EPM Treatment Stock photo of horse with EPM, a neurological disorder.    

FDA Issues Warning Letter to Compounding Pharmacy after Horses’ Deaths


A Kentucky compounding pharmacy has been issued a warning by the U.S. Food and Drug Administration (FDA) after the death of multiple horses. The agency reports it initiated its investigation after two Kentucky horses died from being treated with an oral paste compounded by Wickliffe Pharmaceutical for the treatment of EPM.

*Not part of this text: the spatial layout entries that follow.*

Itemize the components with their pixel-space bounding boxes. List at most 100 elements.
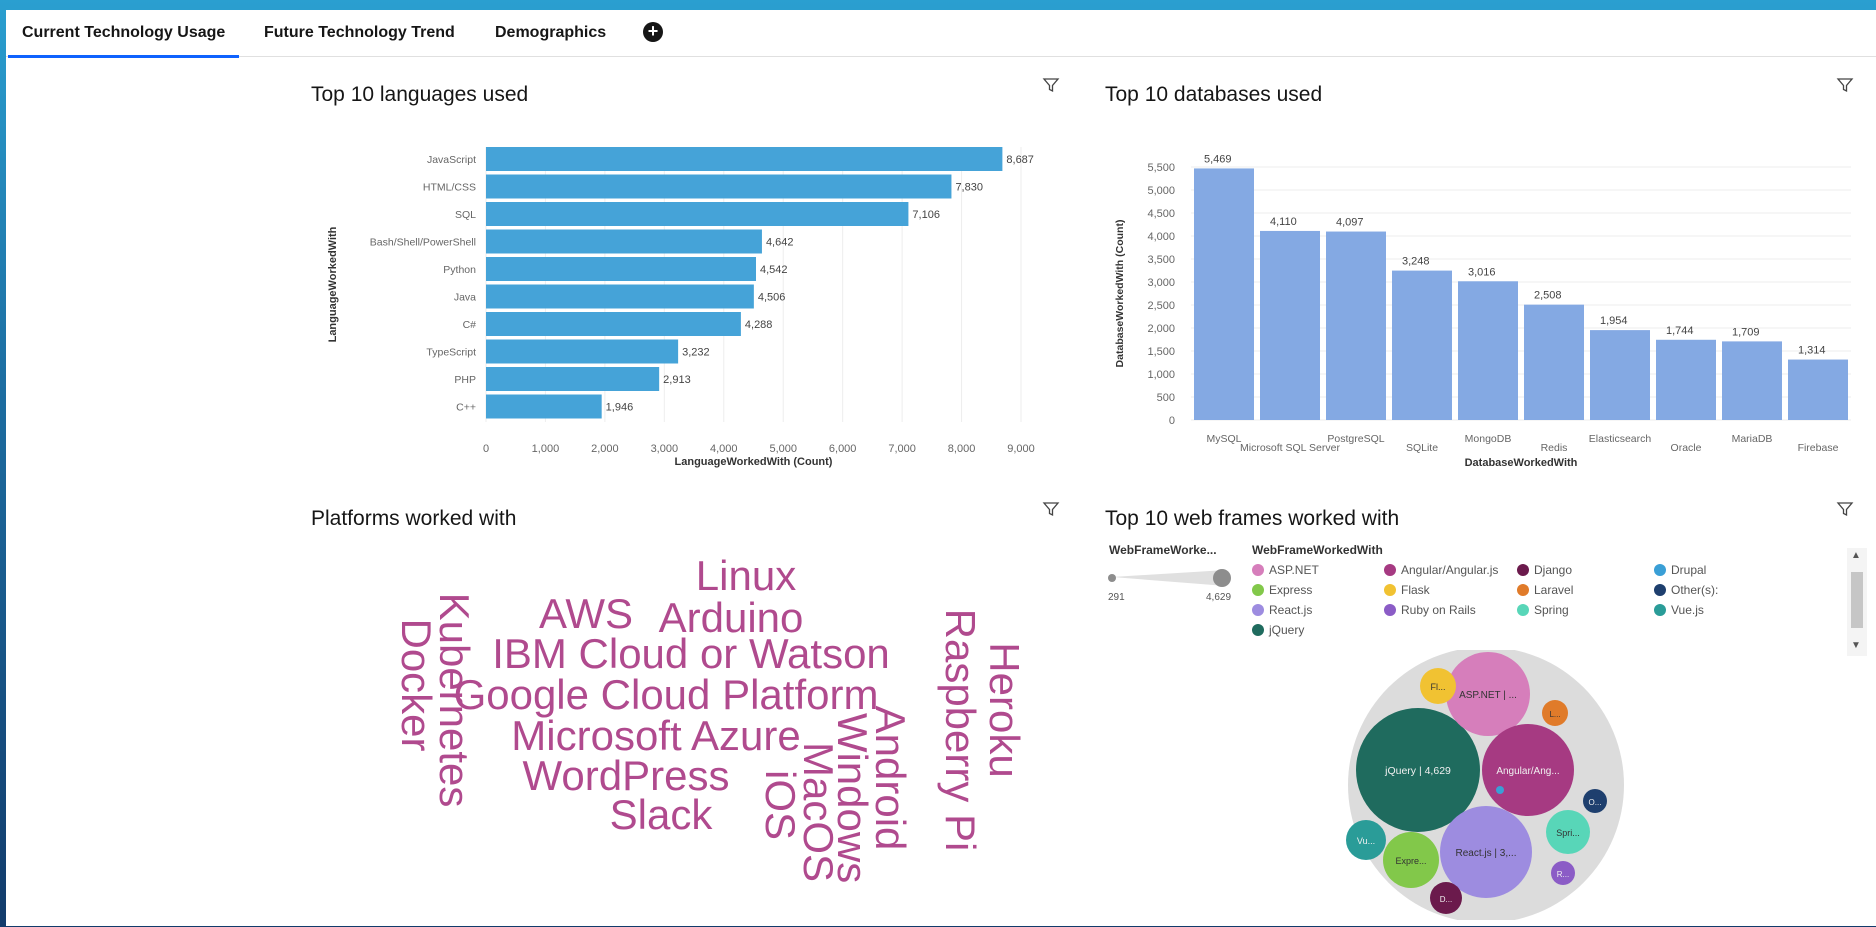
legend-item[interactable]: Django — [1517, 563, 1572, 577]
platforms-chart-title: Platforms worked with — [311, 507, 517, 530]
x-tick-label: MongoDB — [1465, 433, 1512, 445]
y-tick-label: 2,000 — [1147, 323, 1175, 335]
bar-value-label: 4,506 — [758, 292, 786, 304]
size-legend-max-label: 4,629 — [1206, 592, 1232, 603]
bar[interactable] — [486, 147, 1003, 171]
bubble-label: D... — [1440, 895, 1452, 904]
legend-item[interactable]: Vue.js — [1654, 603, 1704, 617]
word-cloud-word[interactable]: iOS — [757, 770, 804, 840]
bar[interactable] — [486, 202, 909, 226]
bar-value-label: 7,106 — [912, 209, 940, 221]
word-cloud-word[interactable]: Slack — [610, 791, 714, 838]
legend-label: Angular/Angular.js — [1401, 563, 1499, 577]
bar[interactable] — [1590, 330, 1650, 420]
legend-item[interactable]: Spring — [1517, 603, 1569, 617]
y-tick-label: Bash/Shell/PowerShell — [370, 237, 476, 249]
y-axis-label: DatabaseWorkedWith (Count) — [1114, 220, 1126, 368]
legend-label: Flask — [1401, 583, 1430, 597]
bar-value-label: 4,097 — [1336, 217, 1364, 229]
y-tick-label: TypeScript — [426, 347, 476, 359]
bar-value-label: 4,642 — [766, 237, 794, 249]
legend-label: Spring — [1534, 603, 1569, 617]
legend-label: Vue.js — [1671, 603, 1704, 617]
y-tick-label: Java — [454, 292, 476, 304]
bar[interactable] — [1194, 168, 1254, 420]
filter-icon[interactable] — [1042, 500, 1060, 518]
scroll-up-icon[interactable]: ▲ — [1851, 550, 1861, 561]
y-tick-label: 3,000 — [1147, 277, 1175, 289]
legend-swatch — [1654, 564, 1666, 576]
y-tick-label: 5,500 — [1147, 162, 1175, 174]
legend-item[interactable]: Express — [1252, 583, 1312, 597]
size-legend-max-handle[interactable] — [1213, 569, 1231, 587]
bar[interactable] — [1656, 339, 1716, 420]
legend-swatch — [1384, 604, 1396, 616]
bar-value-label: 2,508 — [1534, 290, 1562, 302]
x-tick-label: Oracle — [1671, 442, 1702, 454]
bubble-label: React.js | 3,... — [1456, 848, 1517, 859]
bar[interactable] — [486, 174, 952, 199]
legend-swatch — [1252, 604, 1264, 616]
bar[interactable] — [1392, 270, 1452, 420]
legend-item[interactable]: Angular/Angular.js — [1384, 563, 1498, 577]
filter-icon[interactable] — [1836, 76, 1854, 94]
legend-item[interactable]: React.js — [1252, 603, 1312, 617]
bubble-label: Angular/Ang... — [1496, 766, 1559, 777]
legend-item[interactable]: Laravel — [1517, 583, 1573, 597]
legend-label: Express — [1269, 583, 1313, 597]
tab-future-technology-trend[interactable]: Future Technology Trend — [264, 24, 455, 42]
bar[interactable] — [1722, 341, 1782, 420]
word-cloud-word[interactable]: Linux — [696, 552, 796, 599]
legend-item[interactable]: Drupal — [1654, 563, 1706, 577]
legend-label: React.js — [1269, 603, 1313, 617]
bar[interactable] — [1788, 359, 1848, 420]
y-tick-label: 4,000 — [1147, 231, 1175, 243]
legend-item[interactable]: jQuery — [1252, 623, 1304, 637]
bar[interactable] — [486, 339, 679, 364]
legend-item[interactable]: Other(s): — [1654, 583, 1718, 597]
bar[interactable] — [1326, 231, 1386, 420]
y-tick-label: 500 — [1157, 392, 1175, 404]
bar-value-label: 1,946 — [606, 402, 634, 414]
bar[interactable] — [486, 257, 756, 281]
scrollbar-thumb[interactable] — [1851, 572, 1863, 628]
filter-icon[interactable] — [1836, 500, 1854, 518]
bar[interactable] — [1524, 304, 1584, 420]
legend-item[interactable]: Ruby on Rails — [1384, 603, 1476, 617]
word-cloud-word[interactable]: IBM Cloud or Watson — [492, 630, 890, 677]
x-tick-label: MariaDB — [1732, 433, 1773, 445]
tab-bar: Current Technology Usage Future Technolo… — [6, 10, 1876, 58]
x-tick-label: 7,000 — [888, 443, 916, 455]
word-cloud-word[interactable]: Google Cloud Platform — [454, 671, 879, 718]
scroll-down-icon[interactable]: ▼ — [1851, 640, 1861, 651]
bar[interactable] — [486, 312, 741, 336]
webframes-chart-title: Top 10 web frames worked with — [1105, 507, 1400, 530]
legend-label: Laravel — [1534, 583, 1574, 597]
bar[interactable] — [486, 394, 602, 419]
plus-circle-icon[interactable]: + — [643, 22, 663, 42]
bar[interactable] — [486, 284, 754, 309]
size-legend-min-handle[interactable] — [1108, 574, 1116, 582]
x-axis-label: DatabaseWorkedWith — [1465, 457, 1578, 469]
bubble[interactable] — [1496, 786, 1504, 794]
legend-label: jQuery — [1269, 623, 1305, 637]
word-cloud-word[interactable]: Docker — [393, 618, 440, 751]
tab-current-technology-usage[interactable]: Current Technology Usage — [7, 24, 240, 58]
bar-value-label: 4,288 — [745, 319, 773, 331]
bar[interactable] — [486, 367, 660, 391]
bar[interactable] — [1260, 230, 1320, 420]
x-tick-label: MySQL — [1206, 433, 1241, 445]
x-tick-label: 1,000 — [532, 443, 560, 455]
size-legend-title: WebFrameWorke... — [1109, 543, 1217, 557]
filter-icon[interactable] — [1042, 76, 1060, 94]
legend-item[interactable]: Flask — [1384, 583, 1430, 597]
legend-swatch — [1252, 564, 1264, 576]
legend-swatch — [1252, 584, 1264, 596]
legend-item[interactable]: ASP.NET — [1252, 563, 1319, 577]
word-cloud-word[interactable]: Heroku — [981, 642, 1028, 777]
tab-demographics[interactable]: Demographics — [495, 24, 606, 42]
bar[interactable] — [1458, 281, 1518, 420]
legend-scrollbar[interactable]: ▲ ▼ — [1847, 548, 1867, 656]
bar[interactable] — [486, 229, 762, 254]
word-cloud-word[interactable]: Raspberry Pi — [937, 609, 984, 852]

The warning letter states the FDA’s investigation found that the animal drugs made by Wickliffe Pharmaceutical “are adulterated and misbranded under the Federal Food, Drug and Cosmetic Act (FD&C Act).” The FDA indicates that one lot contained 2380% higher levels of pyrimethamine than Wickliffe’s labeling indicated. Adverse events in horses associated with high doses of that drug include seizures, fever and death.

During the FDA’s initial investigation, the agency received another adverse event report for an additional eight horses, located in Florida, after a veterinarian administered a suspension product from the compounding pharmacy. Two of the thoroughbreds died.

EPM is a neurological disorder in horses. Drugs that have been evaluated and approved by FDA for the treatment of EPM include ponazuril, diclazuril, and a combination drug of pyrimethamine and sulfadiazine.

Multiple lawsuits have been filed against Wickliffe Pharmaceutical by the horses’ owners.